About Wide Angle | Adding a Wet Lens

About Wide Angle | Adding a Wet Lens

In our daily lives above water, it's pretty common to take a photo from 10 to 20 feet away from our subject and achieve a level of color and clarity comparable to what we actually see. Underwater, it's a different story. Light traveling through 10 to 20 feet of even the clearest water can become limp, colorless, and dull. Water absorbs large portions of the color spectrum, stealing the purples, reds, oranges and yellows that make a photo pop. Eventually you're only left with a small assortment of blue, gray, and black tones.

There is still hope for our underwater images! The solution is to take as much of the water out of the equation as possible. Instead of 10 or 20 feet, an ideal average shooting distance underwater is 3 feet (1 m) or less. This maximizes the amount of color reflected by your subject, whether lit by sunlight or an external strobe. Attain neutral buoyancy and then keep moving closer until your subject is within arm's reach—but don't touch!

Light can be tricky underwater in another way - the way it bends. When light passes from water to air through a flat lens, it bends in a way that magnifies the resulting image. So your 2-3 ft close-up is now SUPER close up! That's great for little critters, but bad for things like wrecks, sharks, and the occasional selfie. That's where our wide angle lens comes in.

Undewater Image with and without wide angle lens

A wide angle lens bends the light underwater in a different way, allowing us to fit even more into the frame than usual. Squeezing more into the picture means more color, more definition, and a more complete view of our environment. Win-win! And since most of our wide angle options are "wet lenses," we can easily switch between wide and close-up throughout a single dive. "Wet lenses" are waterproofed independently and are actually designed to have a small amount of water between the front of the housing and the lens. After making a safe, controlled descent, remove the wet lens from your housing and use your hand to "sweep" away any trapped bubbles from the housing lens port and the back of the lens. Then replace the lens and start shooting.

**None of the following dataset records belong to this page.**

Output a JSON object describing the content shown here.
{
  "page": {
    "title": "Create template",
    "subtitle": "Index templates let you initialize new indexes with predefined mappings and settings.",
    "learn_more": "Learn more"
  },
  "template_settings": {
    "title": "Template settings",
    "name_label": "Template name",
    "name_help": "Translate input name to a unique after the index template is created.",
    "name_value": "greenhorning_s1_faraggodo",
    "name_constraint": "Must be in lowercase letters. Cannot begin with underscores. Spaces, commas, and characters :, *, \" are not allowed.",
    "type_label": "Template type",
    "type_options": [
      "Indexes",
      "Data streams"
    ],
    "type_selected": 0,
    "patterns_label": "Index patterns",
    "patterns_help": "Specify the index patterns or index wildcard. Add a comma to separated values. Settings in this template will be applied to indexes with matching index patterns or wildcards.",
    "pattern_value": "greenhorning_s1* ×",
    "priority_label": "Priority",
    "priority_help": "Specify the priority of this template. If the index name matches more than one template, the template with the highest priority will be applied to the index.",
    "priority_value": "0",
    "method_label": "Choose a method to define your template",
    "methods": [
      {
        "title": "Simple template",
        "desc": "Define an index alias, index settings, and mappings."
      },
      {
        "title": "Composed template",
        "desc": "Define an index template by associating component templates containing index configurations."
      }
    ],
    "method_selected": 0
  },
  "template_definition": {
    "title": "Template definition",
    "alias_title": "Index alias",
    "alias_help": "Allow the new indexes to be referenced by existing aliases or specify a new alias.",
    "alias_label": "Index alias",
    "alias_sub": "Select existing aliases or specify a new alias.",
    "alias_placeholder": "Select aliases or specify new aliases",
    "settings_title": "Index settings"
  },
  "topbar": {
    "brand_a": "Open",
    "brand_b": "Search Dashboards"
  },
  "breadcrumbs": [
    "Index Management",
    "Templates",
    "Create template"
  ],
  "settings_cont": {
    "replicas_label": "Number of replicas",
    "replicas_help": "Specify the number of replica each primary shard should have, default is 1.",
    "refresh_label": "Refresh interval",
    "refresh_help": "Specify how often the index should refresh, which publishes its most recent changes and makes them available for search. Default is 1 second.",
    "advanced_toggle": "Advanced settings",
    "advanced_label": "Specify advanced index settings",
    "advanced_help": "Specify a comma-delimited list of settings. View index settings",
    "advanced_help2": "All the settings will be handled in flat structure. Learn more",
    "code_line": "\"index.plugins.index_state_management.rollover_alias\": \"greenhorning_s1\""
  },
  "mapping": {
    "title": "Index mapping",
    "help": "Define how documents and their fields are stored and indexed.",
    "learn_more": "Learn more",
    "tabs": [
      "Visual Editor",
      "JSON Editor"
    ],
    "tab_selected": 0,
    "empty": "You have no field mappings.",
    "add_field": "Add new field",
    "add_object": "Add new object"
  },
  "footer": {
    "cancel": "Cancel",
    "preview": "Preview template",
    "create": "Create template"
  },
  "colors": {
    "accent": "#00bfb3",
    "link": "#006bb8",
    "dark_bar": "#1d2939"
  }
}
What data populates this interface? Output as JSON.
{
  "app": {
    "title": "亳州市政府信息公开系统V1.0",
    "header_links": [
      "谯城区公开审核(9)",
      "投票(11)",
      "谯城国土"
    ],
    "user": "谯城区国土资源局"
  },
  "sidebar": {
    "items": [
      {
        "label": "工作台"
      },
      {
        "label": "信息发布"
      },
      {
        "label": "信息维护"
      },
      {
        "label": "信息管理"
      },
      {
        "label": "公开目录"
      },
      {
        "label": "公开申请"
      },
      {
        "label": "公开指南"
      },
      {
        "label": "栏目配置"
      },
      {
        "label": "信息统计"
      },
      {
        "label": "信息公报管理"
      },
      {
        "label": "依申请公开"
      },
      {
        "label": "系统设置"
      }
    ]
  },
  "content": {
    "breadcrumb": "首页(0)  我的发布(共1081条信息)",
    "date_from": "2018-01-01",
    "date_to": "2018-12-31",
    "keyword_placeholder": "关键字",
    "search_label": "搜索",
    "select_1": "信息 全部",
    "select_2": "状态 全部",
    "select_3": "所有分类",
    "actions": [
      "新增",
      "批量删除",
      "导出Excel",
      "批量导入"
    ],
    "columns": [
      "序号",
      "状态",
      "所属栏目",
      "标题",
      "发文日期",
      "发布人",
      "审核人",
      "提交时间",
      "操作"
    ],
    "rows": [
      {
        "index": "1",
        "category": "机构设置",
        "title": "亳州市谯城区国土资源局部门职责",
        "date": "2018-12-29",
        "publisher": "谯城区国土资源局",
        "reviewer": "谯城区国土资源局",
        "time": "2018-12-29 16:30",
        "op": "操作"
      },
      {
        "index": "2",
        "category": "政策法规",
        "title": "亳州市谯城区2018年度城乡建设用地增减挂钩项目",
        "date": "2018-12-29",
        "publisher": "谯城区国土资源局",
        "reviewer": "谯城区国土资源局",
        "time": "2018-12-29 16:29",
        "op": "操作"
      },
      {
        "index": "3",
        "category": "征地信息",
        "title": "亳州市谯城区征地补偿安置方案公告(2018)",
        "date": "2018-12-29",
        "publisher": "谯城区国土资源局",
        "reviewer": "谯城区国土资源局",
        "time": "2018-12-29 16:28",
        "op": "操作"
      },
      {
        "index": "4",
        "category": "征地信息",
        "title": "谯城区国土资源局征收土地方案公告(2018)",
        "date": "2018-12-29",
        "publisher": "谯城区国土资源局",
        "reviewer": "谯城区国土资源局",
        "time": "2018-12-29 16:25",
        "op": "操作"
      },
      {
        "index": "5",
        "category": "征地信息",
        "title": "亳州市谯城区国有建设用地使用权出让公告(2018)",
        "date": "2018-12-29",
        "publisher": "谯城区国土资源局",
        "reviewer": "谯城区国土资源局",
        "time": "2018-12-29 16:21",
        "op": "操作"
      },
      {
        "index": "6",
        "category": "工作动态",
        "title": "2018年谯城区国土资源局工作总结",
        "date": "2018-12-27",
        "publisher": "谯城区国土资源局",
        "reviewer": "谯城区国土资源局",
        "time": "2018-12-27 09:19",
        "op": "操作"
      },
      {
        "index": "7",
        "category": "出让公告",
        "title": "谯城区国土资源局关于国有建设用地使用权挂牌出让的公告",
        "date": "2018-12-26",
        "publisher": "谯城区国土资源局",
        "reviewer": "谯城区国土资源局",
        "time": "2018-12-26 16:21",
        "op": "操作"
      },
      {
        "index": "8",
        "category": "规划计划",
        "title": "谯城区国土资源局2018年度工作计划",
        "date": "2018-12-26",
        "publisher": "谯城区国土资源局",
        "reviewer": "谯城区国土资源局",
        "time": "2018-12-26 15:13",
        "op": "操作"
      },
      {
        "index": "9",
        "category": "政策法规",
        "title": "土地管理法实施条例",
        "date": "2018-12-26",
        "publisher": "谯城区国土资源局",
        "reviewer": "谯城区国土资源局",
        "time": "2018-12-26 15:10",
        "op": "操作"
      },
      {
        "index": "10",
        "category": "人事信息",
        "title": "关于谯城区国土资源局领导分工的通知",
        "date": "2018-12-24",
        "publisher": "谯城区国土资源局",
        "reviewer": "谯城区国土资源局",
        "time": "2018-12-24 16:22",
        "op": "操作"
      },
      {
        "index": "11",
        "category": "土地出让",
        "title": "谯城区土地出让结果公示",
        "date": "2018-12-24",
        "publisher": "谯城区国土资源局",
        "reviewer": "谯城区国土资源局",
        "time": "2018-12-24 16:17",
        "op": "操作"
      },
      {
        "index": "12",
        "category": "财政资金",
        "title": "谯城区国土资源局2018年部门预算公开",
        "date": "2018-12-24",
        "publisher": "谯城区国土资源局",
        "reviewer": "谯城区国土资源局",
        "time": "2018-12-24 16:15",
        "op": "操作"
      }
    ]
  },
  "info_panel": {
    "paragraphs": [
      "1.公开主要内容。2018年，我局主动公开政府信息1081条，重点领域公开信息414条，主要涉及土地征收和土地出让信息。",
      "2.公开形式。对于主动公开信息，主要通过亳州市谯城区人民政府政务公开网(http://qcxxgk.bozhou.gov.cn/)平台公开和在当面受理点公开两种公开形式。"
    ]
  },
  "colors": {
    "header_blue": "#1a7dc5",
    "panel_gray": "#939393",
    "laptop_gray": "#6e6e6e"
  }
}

Examples of close focus wide angle

Close Focus Wide Angle

The funny thing is, wide angle lenses are not only good for wide angle shots! Shooting a small "macro" subject can actually be more interesting by including more of its native environment. A wide angle lens allows you to get extremely close, filling a large portion of the image with the smaller subject while still showing its surroundings for scale. Very cool!

A good wide angle lens can turn a mediocre camera into a show-stopper. All of the images on this page were taken with the Ikelite W-30 lens and cameras costing less than US$150!

Close focus wide angle underwater

Lighting for Wide Angle Photography

In sunny conditions less than about 60 ft (18 m), adding a color filter to the front of a wide angle lens could be all you need for colorful, natural looking photos. If your camera supports it, manual (or custom) white balance can be combined with the use of a color filter for stunning imagery. Remember to re-set your white balance when your depth changes by more than 10 ft (3 m) or if weather conditions provide fluctuations in the amount of natural light.

If shooting with strobes or constant-on video lights, make sure you have adequate coverage for the lens you're using. Keep in mind that many lighting manufacturers are quoting 100 degree "beam angles," which measure the light's coverage on an imaginary sphere centered at the source. In most cases we also quote "coverage angle," which measures the light output across a flat plane and directly translates to real-world application in terms of your lens' field of view. If you are seeing a hot spot in the center of your wide angle shots, try adding a diffuser to your light source. If only half of your image is colorful, we recommend adding a second (or third) light source.